#### Using Zero-Shot Model to Classify Data

This code shows how to use zero-shot classifier as a quick and easy way to assign labels of intest to the data. This classifier treats text classification task as a **text entailment problem**. More information on zero-shot classfier can be found in [Yin et al., 2019](https://arxiv.org/abs/1909.00161).

In this project, I am using [facebook/bart-large-mnli model](https://huggingface.co/tasks/zero-shot-classification) and 200 tweets about disaster from [Kaggle](https://www.kaggle.com/competitions/nlp-getting-started/data). The tweets have been already labeled and thus can serve as a comparison point for us to evaluate model performance on unseen data. 

I am using these model to assign 2 labels simultaneously: whether the document is about disaster and whether it is about forrest.

#### Part 1: Load Model, Data and Run Zero-Shot Classifier

In [1]:
from transformers import pipeline
classifier = pipeline("zero-shot-classification", model="facebook/bart-large-mnli")
import pandas as pd



In [2]:
df = pd.read_csv("disaster_data_labeled.csv", index_col = "id", nrows=200)
df.head(2)

Unnamed: 0_level_0,text,disaster_true
id,Unnamed: 1_level_1,Unnamed: 2_level_1
1,Our Deeds are the Reason of this #earthquake M...,1
4,Forest fire near La Ronge Sask. Canada,1


In [3]:
candidate_labels = ['disaster', 'forest']

In [4]:
# Define a function to apply the classifier
def apply_classifier(row):
    result = classifier(row['text'], candidate_labels, multi_label = True)
    return result['scores']

In [5]:
#apply classifier
df[['disaster_pred_prob', 'forest_pred_prob']] = df.apply(apply_classifier, axis=1, result_type='expand')
df.head(3)

Unnamed: 0_level_0,text,disaster_true,disaster_pred_prob,forest_pred_prob
id,Unnamed: 1_level_1,Unnamed: 2_level_1,Unnamed: 3_level_1,Unnamed: 4_level_1
1,Our Deeds are the Reason of this #earthquake M...,1,0.98684,0.001377
4,Forest fire near La Ronge Sask. Canada,1,0.949915,0.557649
5,All residents asked to 'shelter in place' are ...,1,0.081987,0.033703


#### Part 2: Explore Misclassified Documents

In [6]:
df['disaster_pred_label'] = (df['disaster_pred_prob'] >= 0.5).astype(int)
df.head(3)

Unnamed: 0_level_0,text,disaster_true,disaster_pred_prob,forest_pred_prob,disaster_pred_label
id,Unnamed: 1_level_1,Unnamed: 2_level_1,Unnamed: 3_level_1,Unnamed: 4_level_1,Unnamed: 5_level_1
1,Our Deeds are the Reason of this #earthquake M...,1,0.98684,0.001377,1
4,Forest fire near La Ronge Sask. Canada,1,0.949915,0.557649,1
5,All residents asked to 'shelter in place' are ...,1,0.081987,0.033703,0


In [7]:
mismatch_count = (df['disaster_true'] != df['disaster_pred_label']).sum()
print("Number of mismatching rows:", mismatch_count)

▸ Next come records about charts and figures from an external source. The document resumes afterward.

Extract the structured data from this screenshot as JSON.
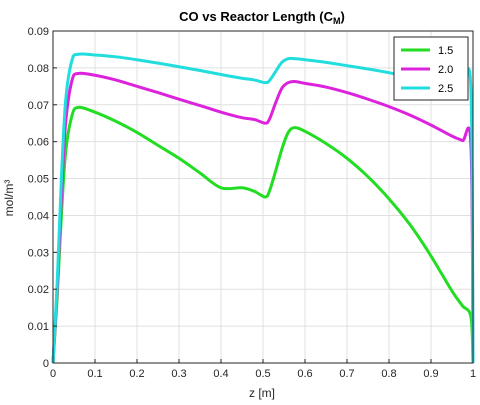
{
  "chart_data": {
    "type": "line",
    "title": "CO vs Reactor Length (C",
    "title_subscript": "M",
    "title_suffix": ")",
    "xlabel": "z [m]",
    "ylabel": "mol/m³",
    "xlim": [
      0,
      1
    ],
    "ylim": [
      0,
      0.09
    ],
    "xticks": [
      0,
      0.1,
      0.2,
      0.3,
      0.4,
      0.5,
      0.6,
      0.7,
      0.8,
      0.9,
      1
    ],
    "xtick_labels": [
      "0",
      "0.1",
      "0.2",
      "0.3",
      "0.4",
      "0.5",
      "0.6",
      "0.7",
      "0.8",
      "0.9",
      "1"
    ],
    "yticks": [
      0,
      0.01,
      0.02,
      0.03,
      0.04,
      0.05,
      0.06,
      0.07,
      0.08,
      0.09
    ],
    "ytick_labels": [
      "0",
      "0.01",
      "0.02",
      "0.03",
      "0.04",
      "0.05",
      "0.06",
      "0.07",
      "0.08",
      "0.09"
    ],
    "grid": true,
    "legend_position": "top-right",
    "series": [
      {
        "name": "1.5",
        "color": "#22dd22",
        "x": [
          0,
          0.01,
          0.02,
          0.03,
          0.045,
          0.06,
          0.1,
          0.15,
          0.2,
          0.25,
          0.3,
          0.35,
          0.4,
          0.45,
          0.48,
          0.505,
          0.515,
          0.53,
          0.545,
          0.56,
          0.575,
          0.6,
          0.65,
          0.7,
          0.75,
          0.8,
          0.85,
          0.9,
          0.95,
          0.975,
          0.995,
          1
        ],
        "y": [
          0,
          0.018,
          0.04,
          0.057,
          0.067,
          0.0693,
          0.068,
          0.0655,
          0.0625,
          0.059,
          0.0555,
          0.0515,
          0.0475,
          0.0475,
          0.0465,
          0.045,
          0.0465,
          0.052,
          0.058,
          0.0625,
          0.0638,
          0.0628,
          0.0595,
          0.0555,
          0.0505,
          0.0445,
          0.0375,
          0.029,
          0.0195,
          0.0155,
          0.0125,
          0
        ]
      },
      {
        "name": "2.0",
        "color": "#dd22dd",
        "x": [
          0,
          0.01,
          0.02,
          0.03,
          0.045,
          0.06,
          0.1,
          0.15,
          0.2,
          0.25,
          0.3,
          0.35,
          0.4,
          0.45,
          0.48,
          0.505,
          0.515,
          0.53,
          0.545,
          0.56,
          0.575,
          0.6,
          0.65,
          0.7,
          0.75,
          0.8,
          0.85,
          0.9,
          0.95,
          0.975,
          0.995,
          1
        ],
        "y": [
          0,
          0.02,
          0.045,
          0.065,
          0.0765,
          0.0785,
          0.078,
          0.0767,
          0.075,
          0.0733,
          0.0715,
          0.0698,
          0.068,
          0.0665,
          0.066,
          0.065,
          0.066,
          0.0705,
          0.0745,
          0.076,
          0.0763,
          0.0758,
          0.0748,
          0.0733,
          0.0715,
          0.0695,
          0.0672,
          0.0645,
          0.0615,
          0.0603,
          0.059,
          0
        ]
      },
      {
        "name": "2.5",
        "color": "#22dddd",
        "x": [
          0,
          0.01,
          0.02,
          0.03,
          0.045,
          0.06,
          0.1,
          0.15,
          0.2,
          0.25,
          0.3,
          0.35,
          0.4,
          0.45,
          0.48,
          0.505,
          0.515,
          0.53,
          0.545,
          0.56,
          0.575,
          0.6,
          0.65,
          0.7,
          0.75,
          0.8,
          0.85,
          0.9,
          0.95,
          0.975,
          0.995,
          1
        ],
        "y": [
          0,
          0.022,
          0.05,
          0.071,
          0.082,
          0.0837,
          0.0835,
          0.083,
          0.0822,
          0.0813,
          0.0803,
          0.0793,
          0.0782,
          0.0772,
          0.0767,
          0.076,
          0.0765,
          0.079,
          0.0815,
          0.0825,
          0.0825,
          0.0822,
          0.0815,
          0.0806,
          0.0797,
          0.0787,
          0.0775,
          0.0762,
          0.0748,
          0.0745,
          0.0742,
          0
        ]
      }
    ]
  }
}
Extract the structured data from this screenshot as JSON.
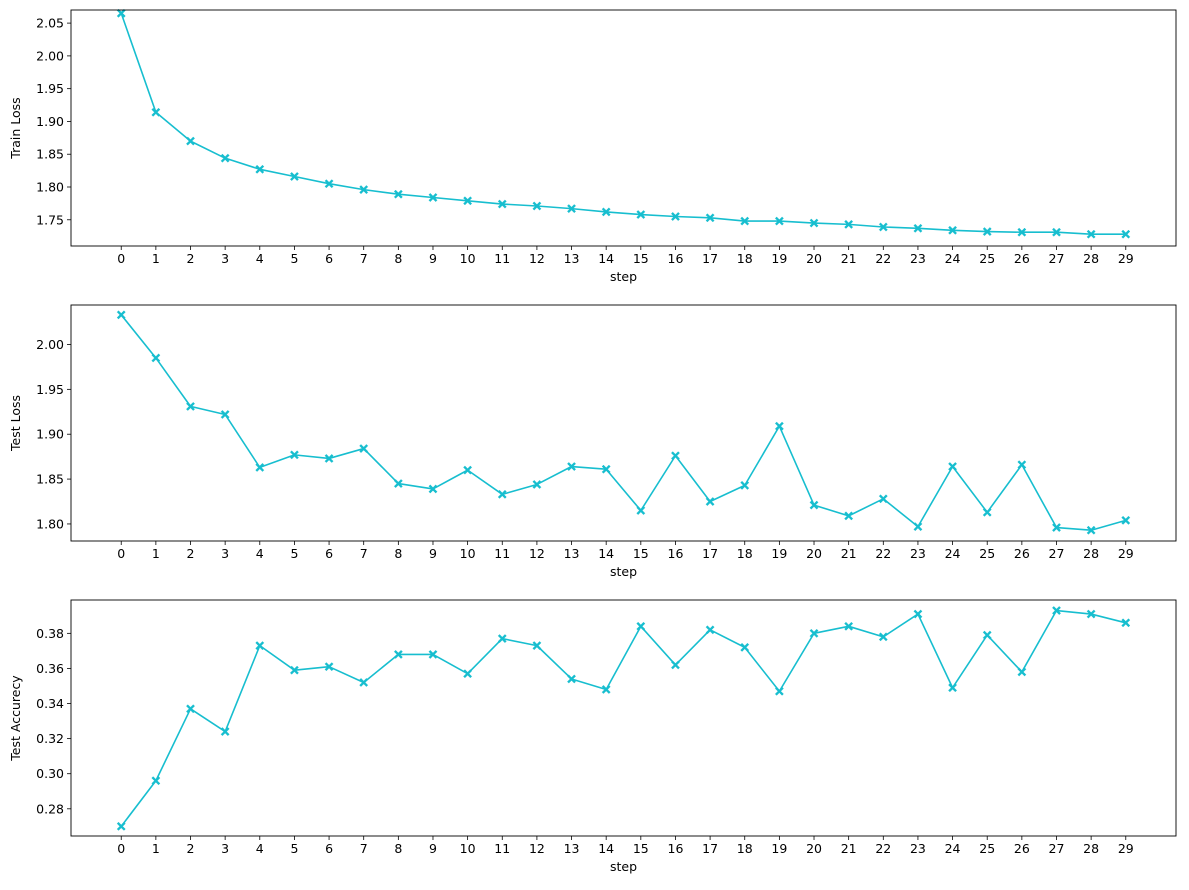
{
  "chart_data": [
    {
      "type": "line",
      "xlabel": "step",
      "ylabel": "Train Loss",
      "x": [
        0,
        1,
        2,
        3,
        4,
        5,
        6,
        7,
        8,
        9,
        10,
        11,
        12,
        13,
        14,
        15,
        16,
        17,
        18,
        19,
        20,
        21,
        22,
        23,
        24,
        25,
        26,
        27,
        28,
        29
      ],
      "ylim": [
        1.71,
        2.07
      ],
      "yticks": [
        1.75,
        1.8,
        1.85,
        1.9,
        1.95,
        2.0,
        2.05
      ],
      "ytick_labels": [
        "1.75",
        "1.80",
        "1.85",
        "1.90",
        "1.95",
        "2.00",
        "2.05"
      ],
      "series": [
        {
          "values": [
            2.065,
            1.914,
            1.87,
            1.844,
            1.827,
            1.816,
            1.805,
            1.796,
            1.789,
            1.784,
            1.779,
            1.774,
            1.771,
            1.767,
            1.762,
            1.758,
            1.755,
            1.753,
            1.748,
            1.748,
            1.745,
            1.743,
            1.739,
            1.737,
            1.734,
            1.732,
            1.731,
            1.731,
            1.728,
            1.728
          ]
        }
      ],
      "grid": false,
      "marker": "X",
      "color": "#17becf"
    },
    {
      "type": "line",
      "xlabel": "step",
      "ylabel": "Test Loss",
      "x": [
        0,
        1,
        2,
        3,
        4,
        5,
        6,
        7,
        8,
        9,
        10,
        11,
        12,
        13,
        14,
        15,
        16,
        17,
        18,
        19,
        20,
        21,
        22,
        23,
        24,
        25,
        26,
        27,
        28,
        29
      ],
      "ylim": [
        1.781,
        2.044
      ],
      "yticks": [
        1.8,
        1.85,
        1.9,
        1.95,
        2.0
      ],
      "ytick_labels": [
        "1.80",
        "1.85",
        "1.90",
        "1.95",
        "2.00"
      ],
      "series": [
        {
          "values": [
            2.033,
            1.985,
            1.931,
            1.922,
            1.863,
            1.877,
            1.873,
            1.884,
            1.845,
            1.839,
            1.86,
            1.833,
            1.844,
            1.864,
            1.861,
            1.815,
            1.876,
            1.825,
            1.843,
            1.909,
            1.821,
            1.809,
            1.828,
            1.797,
            1.864,
            1.813,
            1.866,
            1.796,
            1.793,
            1.804
          ]
        }
      ],
      "grid": false,
      "marker": "X",
      "color": "#17becf"
    },
    {
      "type": "line",
      "xlabel": "step",
      "ylabel": "Test Accurecy",
      "x": [
        0,
        1,
        2,
        3,
        4,
        5,
        6,
        7,
        8,
        9,
        10,
        11,
        12,
        13,
        14,
        15,
        16,
        17,
        18,
        19,
        20,
        21,
        22,
        23,
        24,
        25,
        26,
        27,
        28,
        29
      ],
      "ylim": [
        0.2645,
        0.399
      ],
      "yticks": [
        0.28,
        0.3,
        0.32,
        0.34,
        0.36,
        0.38
      ],
      "ytick_labels": [
        "0.28",
        "0.30",
        "0.32",
        "0.34",
        "0.36",
        "0.38"
      ],
      "series": [
        {
          "values": [
            0.27,
            0.296,
            0.337,
            0.324,
            0.373,
            0.359,
            0.361,
            0.352,
            0.368,
            0.368,
            0.357,
            0.377,
            0.373,
            0.354,
            0.348,
            0.384,
            0.362,
            0.382,
            0.372,
            0.347,
            0.38,
            0.384,
            0.378,
            0.391,
            0.349,
            0.379,
            0.358,
            0.393,
            0.391,
            0.386
          ]
        }
      ],
      "grid": false,
      "marker": "X",
      "color": "#17becf"
    }
  ]
}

Number of mismatching rows: 40


In [12]:
mismatched_rows = df[df['disaster_true'] != df['disaster_pred_label']]
print("Mismatching rows:")
mismatched_rows.head(5)

Mismatching rows:


Unnamed: 0_level_0,text,disaster_true,disaster_pred_prob,forest_pred_prob,disaster_pred_label
id,Unnamed: 1_level_1,Unnamed: 2_level_1,Unnamed: 3_level_1,Unnamed: 4_level_1,Unnamed: 5_level_1
5,All residents asked to 'shelter in place' are ...,1,0.081987,0.033703,0
8,#RockyFire Update => California Hwy. 20 closed...,1,0.379244,0.020025,0
28,What a goooooooaaaaaal!!!!!!,0,0.644796,0.261415,1
31,this is ridiculous....,0,0.981207,0.142747,1
37,No way...I can't eat that shit,0,0.983586,0.314536,1


Thus, we can see that zero-shot classifier was able to **correctly** identify disaster-related label in **160 out of 200 cases**, which is a great result considering that this is new data and no fine-tuning has been performed!